Much focus has been placed on the need for companies to publish action plans. “Anyone can report something, but it doesn’t mean they’re doing anything,” says Gill. “Data is just one dimension so it’s important we don’t get hung up on it but use it to uncover the issues in each business. Peel back the onion and look at all the multi-faceted layers of the gender pay gap.”

The problems in organisations vary, comments Mahon, so HR can’t take a “blanket approach” to action plans. GQ|Littler’s review of action plans from law and accountancy firms this reporting season uncovered a range of efforts, including gender-balanced shortlists, sponsorship programmes and overhauling parental leave policies.

“Basically, action plans should fall into two buckets – the organisation can’t get enough women to join so needs to devise incentives to attract them, or the organisation can’t retain women so needs to look at things like encouraging return to work after having children,” says Mahon.

Despite her initial scepticism that the reporting would become a “box-ticking exercise”, Clyde & Co’s HR director Pauline Caldwell says it is helping drive diversity initiatives. “It has provided us with a chance to do two things,” she says. “One, really dig down and interrogate the data to understand what’s causing the gap, and two, consciously step back each year and review and assess what we’re doing to address these issues across the firm.”

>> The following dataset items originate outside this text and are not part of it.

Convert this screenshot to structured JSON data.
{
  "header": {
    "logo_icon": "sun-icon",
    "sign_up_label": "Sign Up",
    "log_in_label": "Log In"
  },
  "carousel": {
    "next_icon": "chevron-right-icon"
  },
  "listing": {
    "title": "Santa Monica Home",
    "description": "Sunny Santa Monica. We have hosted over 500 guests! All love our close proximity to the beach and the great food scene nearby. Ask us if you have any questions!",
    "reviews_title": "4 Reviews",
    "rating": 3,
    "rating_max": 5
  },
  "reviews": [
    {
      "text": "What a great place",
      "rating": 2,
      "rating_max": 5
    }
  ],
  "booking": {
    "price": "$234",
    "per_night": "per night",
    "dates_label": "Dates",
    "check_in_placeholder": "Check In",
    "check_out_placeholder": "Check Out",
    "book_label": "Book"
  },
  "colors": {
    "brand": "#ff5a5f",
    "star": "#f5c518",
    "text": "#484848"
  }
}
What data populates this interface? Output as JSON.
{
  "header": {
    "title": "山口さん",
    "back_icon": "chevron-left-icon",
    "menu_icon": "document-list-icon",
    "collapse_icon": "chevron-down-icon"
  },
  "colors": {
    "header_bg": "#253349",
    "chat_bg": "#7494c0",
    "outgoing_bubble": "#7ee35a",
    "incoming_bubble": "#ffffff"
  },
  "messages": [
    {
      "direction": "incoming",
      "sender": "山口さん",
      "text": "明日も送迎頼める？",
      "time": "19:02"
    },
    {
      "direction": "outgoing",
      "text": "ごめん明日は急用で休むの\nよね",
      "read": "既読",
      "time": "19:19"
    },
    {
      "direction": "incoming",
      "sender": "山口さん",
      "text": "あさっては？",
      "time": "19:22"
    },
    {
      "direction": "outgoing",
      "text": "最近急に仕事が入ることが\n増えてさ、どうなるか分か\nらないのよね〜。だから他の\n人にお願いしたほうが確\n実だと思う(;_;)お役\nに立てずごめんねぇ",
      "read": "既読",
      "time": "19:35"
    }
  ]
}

Unfortunately proactive employers are currently in the minority. EHRC research found that just one in five employers published an action plan alongside their 2017 report. And HR magazine uncovered serious caginess among those who reduced their gaps this year when asked to share their positive stories for this piece – backing up concerns that action plans and clear narratives are once again in short supply.

The EHRC and The Fawcett Society have both called for action plans to be made mandatory by government. Currently the regulation – and as such the EHRC’s only enforcement action – is around failure to report. And with no fines issued yet for this some believe stricter sanctions are necessary for companies not taking the matter seriously.

Smethers says: “There should be a tougher mechanism so you have a way of quality-controlling what companies are doing. Then it’s more about the action they’re taking and less about the numbers.”

She believes a selective enforcement method by the EHRC could be feasible and would act as a “lever” to get organisations to take action.

In the absence of any regulatory change Hilsenrath encourages employers to voluntarily comply: “The more organisations publish action plans and show that they work [the more] it will become the norm and others will follow suit.”

But, even then, will this be enough to drive real change? Mahon believes the problem is more “deeply entrenched in society”.

“It’s not as simple as saying you need to report your action plan and put policies in place as that doesn’t change the fact that women have children, are still the main carers, and men tend to be the higher household earners,” she says.

“Society itself needs to change how it views women’s role and companies alone can’t do that. It’s a vicious cycle and until we change that it’ll be very difficult to wipe out the gender pay gap.”